When the clouds broke, when the clouds
Truly tore apart: that was the moment
We realized, at last, that the sky
Was above us after all. Nothing
Makes you more aware of the
Vastness above you than the sudden
And entire collapse of it,
Its iron clang, the ferocity,
Its uncompromising reign from
One horizon to the next
Now bereft in the throes of war.
The sky, falling upon you, heavier than lead.
When the clouds broke, it was heaven
Breaking. It was the law
Of nature, just breaking.

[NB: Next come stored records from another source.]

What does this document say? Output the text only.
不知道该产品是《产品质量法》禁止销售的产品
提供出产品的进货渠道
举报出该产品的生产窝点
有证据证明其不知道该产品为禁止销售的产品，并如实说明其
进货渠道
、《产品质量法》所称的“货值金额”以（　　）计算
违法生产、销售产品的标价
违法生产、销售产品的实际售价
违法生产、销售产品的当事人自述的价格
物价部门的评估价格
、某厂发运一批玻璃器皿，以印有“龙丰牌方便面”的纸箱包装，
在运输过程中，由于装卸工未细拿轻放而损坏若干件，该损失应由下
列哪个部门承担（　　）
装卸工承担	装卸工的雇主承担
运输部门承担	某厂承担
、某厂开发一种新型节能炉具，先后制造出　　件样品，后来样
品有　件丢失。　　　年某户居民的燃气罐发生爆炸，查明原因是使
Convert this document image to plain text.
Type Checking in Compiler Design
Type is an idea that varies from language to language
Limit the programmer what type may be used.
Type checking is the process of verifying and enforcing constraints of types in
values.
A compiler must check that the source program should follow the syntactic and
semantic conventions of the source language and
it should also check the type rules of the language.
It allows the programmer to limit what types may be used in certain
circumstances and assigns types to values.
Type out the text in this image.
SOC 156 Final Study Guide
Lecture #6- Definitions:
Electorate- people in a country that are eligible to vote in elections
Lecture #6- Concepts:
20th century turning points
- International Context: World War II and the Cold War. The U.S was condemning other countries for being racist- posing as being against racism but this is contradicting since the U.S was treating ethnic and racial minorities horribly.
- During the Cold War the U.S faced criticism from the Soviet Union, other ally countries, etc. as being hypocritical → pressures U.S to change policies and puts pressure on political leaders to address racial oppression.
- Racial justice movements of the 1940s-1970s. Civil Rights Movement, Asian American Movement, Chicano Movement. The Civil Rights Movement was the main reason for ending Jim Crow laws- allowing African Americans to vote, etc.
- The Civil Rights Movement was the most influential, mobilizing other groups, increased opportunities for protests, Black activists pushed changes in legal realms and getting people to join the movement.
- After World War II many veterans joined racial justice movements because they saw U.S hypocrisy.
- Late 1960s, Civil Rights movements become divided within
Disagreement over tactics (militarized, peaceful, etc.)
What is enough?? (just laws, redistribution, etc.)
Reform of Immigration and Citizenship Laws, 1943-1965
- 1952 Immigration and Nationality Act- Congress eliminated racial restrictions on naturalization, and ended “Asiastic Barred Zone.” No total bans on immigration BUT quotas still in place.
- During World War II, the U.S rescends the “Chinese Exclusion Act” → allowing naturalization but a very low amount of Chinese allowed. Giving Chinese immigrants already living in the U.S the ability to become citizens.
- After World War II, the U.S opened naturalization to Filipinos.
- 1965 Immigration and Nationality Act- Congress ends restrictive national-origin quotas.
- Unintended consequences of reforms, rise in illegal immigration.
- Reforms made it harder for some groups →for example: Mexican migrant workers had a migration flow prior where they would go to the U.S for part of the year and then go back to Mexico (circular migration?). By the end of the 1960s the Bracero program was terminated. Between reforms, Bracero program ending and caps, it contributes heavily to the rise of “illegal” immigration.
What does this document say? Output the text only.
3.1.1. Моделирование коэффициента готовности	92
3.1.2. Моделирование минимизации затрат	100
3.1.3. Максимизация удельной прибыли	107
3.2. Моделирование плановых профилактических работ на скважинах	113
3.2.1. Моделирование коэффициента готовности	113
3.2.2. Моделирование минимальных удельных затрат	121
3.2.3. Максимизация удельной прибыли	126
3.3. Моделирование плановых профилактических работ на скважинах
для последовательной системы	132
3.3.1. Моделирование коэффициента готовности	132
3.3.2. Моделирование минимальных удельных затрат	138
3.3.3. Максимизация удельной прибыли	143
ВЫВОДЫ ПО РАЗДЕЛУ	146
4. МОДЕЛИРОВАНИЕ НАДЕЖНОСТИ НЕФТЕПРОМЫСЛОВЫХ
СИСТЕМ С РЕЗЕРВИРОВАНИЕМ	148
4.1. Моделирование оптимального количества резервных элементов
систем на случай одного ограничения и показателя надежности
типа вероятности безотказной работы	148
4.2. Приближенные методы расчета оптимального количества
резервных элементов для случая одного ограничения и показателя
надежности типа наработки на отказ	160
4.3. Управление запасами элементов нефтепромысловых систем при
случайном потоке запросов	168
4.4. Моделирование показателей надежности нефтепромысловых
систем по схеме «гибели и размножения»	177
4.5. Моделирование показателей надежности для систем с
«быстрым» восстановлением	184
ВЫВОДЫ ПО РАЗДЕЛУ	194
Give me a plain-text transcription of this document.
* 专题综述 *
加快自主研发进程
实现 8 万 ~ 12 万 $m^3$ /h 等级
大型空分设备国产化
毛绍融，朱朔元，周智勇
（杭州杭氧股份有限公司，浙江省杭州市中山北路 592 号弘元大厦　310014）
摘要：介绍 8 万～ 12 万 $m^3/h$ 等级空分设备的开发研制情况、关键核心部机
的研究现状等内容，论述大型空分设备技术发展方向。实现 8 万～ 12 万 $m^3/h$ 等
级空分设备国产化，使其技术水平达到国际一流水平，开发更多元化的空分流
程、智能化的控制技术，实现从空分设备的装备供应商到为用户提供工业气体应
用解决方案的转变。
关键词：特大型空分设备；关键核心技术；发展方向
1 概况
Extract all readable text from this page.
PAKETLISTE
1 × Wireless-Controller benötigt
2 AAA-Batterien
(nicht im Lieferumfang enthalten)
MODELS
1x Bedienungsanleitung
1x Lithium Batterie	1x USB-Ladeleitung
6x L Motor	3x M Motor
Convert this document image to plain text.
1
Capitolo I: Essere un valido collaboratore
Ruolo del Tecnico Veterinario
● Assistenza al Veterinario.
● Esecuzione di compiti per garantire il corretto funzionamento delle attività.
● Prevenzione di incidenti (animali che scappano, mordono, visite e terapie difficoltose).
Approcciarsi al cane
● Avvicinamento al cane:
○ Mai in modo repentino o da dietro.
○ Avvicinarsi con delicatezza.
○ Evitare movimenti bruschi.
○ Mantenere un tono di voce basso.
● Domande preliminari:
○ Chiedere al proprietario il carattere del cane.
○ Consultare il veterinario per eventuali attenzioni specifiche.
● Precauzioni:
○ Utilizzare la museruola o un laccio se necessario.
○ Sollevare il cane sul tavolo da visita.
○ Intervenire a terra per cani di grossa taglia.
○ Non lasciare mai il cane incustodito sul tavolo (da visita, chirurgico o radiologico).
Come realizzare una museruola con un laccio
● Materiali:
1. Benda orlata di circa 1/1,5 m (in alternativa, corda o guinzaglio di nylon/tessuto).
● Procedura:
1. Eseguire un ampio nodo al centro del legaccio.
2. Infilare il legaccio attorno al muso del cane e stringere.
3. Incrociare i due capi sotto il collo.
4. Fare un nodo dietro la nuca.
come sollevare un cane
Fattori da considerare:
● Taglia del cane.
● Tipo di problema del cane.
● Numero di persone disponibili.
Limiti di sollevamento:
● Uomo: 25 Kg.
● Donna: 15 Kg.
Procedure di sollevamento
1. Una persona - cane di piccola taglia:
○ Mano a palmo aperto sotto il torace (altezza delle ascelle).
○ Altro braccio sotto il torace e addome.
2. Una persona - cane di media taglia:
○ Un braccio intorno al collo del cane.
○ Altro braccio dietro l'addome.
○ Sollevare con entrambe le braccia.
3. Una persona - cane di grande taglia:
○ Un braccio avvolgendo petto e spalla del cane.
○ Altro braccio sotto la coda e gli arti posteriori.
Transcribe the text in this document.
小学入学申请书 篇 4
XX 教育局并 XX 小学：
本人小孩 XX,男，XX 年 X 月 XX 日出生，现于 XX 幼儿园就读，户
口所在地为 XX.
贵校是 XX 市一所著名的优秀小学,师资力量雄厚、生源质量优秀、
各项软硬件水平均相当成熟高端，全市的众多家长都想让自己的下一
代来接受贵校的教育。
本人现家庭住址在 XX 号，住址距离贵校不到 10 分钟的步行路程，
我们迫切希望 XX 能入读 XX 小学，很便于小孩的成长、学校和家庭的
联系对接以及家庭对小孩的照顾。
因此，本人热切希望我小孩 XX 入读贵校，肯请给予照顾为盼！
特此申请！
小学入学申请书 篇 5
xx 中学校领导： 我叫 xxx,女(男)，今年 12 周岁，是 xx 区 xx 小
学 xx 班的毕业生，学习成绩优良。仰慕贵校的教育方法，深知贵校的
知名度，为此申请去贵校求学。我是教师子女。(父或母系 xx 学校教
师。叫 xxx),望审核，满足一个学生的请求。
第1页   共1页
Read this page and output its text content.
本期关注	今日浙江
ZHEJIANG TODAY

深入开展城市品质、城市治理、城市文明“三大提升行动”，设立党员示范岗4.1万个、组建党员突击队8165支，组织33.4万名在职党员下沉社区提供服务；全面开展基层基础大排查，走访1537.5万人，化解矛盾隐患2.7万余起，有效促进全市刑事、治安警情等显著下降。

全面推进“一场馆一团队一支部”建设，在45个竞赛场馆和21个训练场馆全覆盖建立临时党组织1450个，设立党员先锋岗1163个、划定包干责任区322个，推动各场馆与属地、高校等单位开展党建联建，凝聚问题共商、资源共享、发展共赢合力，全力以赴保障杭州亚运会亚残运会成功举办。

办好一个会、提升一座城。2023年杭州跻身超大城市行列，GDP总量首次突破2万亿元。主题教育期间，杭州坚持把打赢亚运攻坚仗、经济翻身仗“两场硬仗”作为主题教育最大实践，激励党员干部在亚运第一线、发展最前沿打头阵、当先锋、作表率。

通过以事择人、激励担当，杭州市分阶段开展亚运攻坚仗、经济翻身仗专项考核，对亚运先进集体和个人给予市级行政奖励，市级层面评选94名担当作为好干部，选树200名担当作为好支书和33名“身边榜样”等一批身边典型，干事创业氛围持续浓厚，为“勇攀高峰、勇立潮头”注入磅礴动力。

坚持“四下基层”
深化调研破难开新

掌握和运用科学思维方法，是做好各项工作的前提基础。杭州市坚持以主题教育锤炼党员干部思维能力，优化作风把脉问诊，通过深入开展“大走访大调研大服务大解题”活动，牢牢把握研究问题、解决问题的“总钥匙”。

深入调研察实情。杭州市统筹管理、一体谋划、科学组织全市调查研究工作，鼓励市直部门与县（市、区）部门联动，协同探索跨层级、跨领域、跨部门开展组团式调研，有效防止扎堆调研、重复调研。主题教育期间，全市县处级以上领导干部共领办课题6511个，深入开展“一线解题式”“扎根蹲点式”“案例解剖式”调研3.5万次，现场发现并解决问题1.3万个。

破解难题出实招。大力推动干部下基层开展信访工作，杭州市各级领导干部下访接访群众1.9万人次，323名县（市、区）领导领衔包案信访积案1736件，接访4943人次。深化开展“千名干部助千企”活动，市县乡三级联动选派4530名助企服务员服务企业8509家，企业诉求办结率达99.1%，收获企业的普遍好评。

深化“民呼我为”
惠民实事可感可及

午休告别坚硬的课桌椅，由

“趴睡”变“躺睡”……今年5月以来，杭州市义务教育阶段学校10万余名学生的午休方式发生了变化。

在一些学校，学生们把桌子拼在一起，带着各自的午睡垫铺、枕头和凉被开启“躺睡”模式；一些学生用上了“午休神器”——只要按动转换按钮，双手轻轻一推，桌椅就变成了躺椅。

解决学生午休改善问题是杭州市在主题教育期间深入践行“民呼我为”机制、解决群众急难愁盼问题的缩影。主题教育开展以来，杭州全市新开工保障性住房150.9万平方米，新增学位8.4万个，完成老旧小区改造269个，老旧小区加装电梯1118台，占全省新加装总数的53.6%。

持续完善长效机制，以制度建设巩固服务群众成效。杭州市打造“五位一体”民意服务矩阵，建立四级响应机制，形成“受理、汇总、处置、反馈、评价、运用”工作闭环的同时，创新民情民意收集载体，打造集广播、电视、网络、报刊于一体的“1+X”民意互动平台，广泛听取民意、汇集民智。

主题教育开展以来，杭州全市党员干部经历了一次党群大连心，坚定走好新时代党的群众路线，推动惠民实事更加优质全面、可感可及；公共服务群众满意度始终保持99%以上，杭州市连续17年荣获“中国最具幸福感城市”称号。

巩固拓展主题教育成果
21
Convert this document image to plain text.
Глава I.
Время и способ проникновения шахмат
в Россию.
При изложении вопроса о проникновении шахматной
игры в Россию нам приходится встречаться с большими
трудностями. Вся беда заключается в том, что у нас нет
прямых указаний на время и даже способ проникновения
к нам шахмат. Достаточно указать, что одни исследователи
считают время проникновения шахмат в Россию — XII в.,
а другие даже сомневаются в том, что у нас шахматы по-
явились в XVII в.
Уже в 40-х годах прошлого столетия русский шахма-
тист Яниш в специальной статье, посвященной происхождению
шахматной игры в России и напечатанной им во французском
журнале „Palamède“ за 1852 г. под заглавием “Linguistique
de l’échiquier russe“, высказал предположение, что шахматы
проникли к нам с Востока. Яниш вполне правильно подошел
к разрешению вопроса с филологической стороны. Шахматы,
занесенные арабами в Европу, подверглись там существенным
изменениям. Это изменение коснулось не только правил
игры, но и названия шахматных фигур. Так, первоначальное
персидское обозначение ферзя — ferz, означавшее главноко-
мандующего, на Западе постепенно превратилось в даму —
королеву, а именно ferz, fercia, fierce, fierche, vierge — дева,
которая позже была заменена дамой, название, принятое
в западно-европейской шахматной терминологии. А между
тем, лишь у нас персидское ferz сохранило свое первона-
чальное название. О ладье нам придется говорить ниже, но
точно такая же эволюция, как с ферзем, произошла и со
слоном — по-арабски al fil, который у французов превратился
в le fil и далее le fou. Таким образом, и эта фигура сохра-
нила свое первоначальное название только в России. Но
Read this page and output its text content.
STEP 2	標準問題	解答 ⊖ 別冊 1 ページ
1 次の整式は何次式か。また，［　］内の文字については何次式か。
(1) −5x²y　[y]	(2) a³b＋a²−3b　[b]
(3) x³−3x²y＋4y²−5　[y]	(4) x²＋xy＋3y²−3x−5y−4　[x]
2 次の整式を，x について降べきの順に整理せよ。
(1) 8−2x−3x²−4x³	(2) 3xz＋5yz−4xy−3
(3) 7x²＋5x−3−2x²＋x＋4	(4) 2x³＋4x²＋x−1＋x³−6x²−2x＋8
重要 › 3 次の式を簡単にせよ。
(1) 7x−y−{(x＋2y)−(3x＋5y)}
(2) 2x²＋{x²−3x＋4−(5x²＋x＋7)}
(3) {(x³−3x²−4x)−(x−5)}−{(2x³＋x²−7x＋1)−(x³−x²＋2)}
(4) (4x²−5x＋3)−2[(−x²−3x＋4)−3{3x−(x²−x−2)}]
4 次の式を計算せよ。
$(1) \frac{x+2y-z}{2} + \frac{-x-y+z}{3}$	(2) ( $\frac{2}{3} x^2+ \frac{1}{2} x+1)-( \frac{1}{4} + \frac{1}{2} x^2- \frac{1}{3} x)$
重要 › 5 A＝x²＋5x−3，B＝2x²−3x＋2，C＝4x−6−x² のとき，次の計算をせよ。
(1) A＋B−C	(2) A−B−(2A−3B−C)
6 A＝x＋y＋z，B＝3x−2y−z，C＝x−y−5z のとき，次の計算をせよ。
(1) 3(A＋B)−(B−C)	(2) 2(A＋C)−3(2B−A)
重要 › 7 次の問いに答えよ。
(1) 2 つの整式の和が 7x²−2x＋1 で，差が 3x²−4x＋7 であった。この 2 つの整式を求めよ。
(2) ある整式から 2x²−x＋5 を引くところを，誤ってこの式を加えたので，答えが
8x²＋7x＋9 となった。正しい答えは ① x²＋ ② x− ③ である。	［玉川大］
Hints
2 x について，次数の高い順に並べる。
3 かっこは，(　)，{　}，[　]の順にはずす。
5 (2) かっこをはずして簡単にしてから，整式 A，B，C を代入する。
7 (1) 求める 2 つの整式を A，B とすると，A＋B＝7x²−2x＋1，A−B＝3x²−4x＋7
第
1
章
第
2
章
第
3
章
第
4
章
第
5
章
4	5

The taste
Of metal was water on the tongue,
The earth began to smell of it too, damp
And slick and under siege,
A cry was heard, the rain was a crowd
Jostling and jeering all around us;
You couldn’t move for it. As the clouds broke,
It was suffocating: the air was contaminated.
It invaded our lungs, coats, sodden shoes;
The cold clung to us. As it tore apart,
We sought shelter for ourselves, looking on
In abject homelessness; and
Our idle understanding that the sky
Would always be up there, benign like some
Passive, laissez-faire and absent God:
That too was broken.
I’m often asked to write with less reliance on structures and meters. So I decided to translate that to the subject matter in this poem, too: the moment in life when, all at once, something you have taken for granted is torn apart above your very head.